Search This Blog

Sunday, 22 August 2010

A tale of two cities

The new Government of an ancient nation decided to trust its citizens and let them decide how they wanted things organised. The bureaucrats were put out to grass and each Provincial administration encouraged to stop wasting money, to stop creating pointless structures and systems and instead to put control of public services and resources with the people who matter; the citizens themselves.

In the far east of that nation sits two halves of a once even older kingdom. Today it comprises two provinces, one the North Folk and the other the South Folk. The local politicians and officers in both administrations listened intently to what the new Government was suggesting. Both decided they knew the answer and both hurried to their capital cities to plan their exciting new future.

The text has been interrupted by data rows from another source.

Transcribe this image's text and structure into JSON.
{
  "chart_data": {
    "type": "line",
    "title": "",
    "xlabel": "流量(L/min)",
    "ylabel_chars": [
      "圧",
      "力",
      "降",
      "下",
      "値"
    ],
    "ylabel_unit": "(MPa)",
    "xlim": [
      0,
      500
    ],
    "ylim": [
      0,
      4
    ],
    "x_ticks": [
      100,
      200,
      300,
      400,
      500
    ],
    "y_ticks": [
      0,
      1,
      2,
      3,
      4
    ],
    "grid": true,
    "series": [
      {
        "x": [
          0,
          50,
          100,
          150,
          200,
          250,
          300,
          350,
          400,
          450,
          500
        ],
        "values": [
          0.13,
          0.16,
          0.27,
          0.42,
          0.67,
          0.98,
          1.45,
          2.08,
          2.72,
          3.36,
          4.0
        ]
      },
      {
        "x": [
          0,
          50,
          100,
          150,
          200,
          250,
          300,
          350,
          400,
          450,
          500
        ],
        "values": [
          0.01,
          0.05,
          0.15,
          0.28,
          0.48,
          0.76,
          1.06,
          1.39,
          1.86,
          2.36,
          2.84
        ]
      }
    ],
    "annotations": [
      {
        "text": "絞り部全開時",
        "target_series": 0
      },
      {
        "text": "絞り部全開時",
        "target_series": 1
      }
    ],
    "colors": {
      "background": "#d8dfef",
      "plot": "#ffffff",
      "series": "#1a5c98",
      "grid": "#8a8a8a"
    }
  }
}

The North Folk had already created a wholly owned trading company. Someone suggested that if public services were transferred to this convenient organisation costs could be saved, public needs met and the whole thing done without the need for too much consultation or debate. The officers were after all the professionals here and providing the elected members saw change and cost saving, all would be well.

The South Folk had a very different idea. They decided to take the Government at its word and pass ownership of all public services back to local community groups. They reckoned this would save money and enable communities to mix and match services to get the best possible use out of every resource. So the library in a small town could become the hub for training courses, community group meetings and even host service providers looking for a base in that town. Flexibility, local accountability and innovation, supported by a core team of professionals was the answer they thought.

And so it came to pass that the North Folk saw little real change, although to be fair their administration did make the money go further and that everyone agreed was good.

The South Folk saw tremendous change. A host of exciting new partnerships and initiatives emerged as each community blended services and resources to meet their own local needs. The elected members and officers of the provincial authority ensured fair play, kept things compliant with the remaining sensible national legislation and everyone become very, very happy. Here, people felt they belonged, had a say and were part of something good. When they visited the North Folk they saw how little had really changed and marvelled at the progress they had made. Big Society had arrived in both provinces, but only in the South had it become real.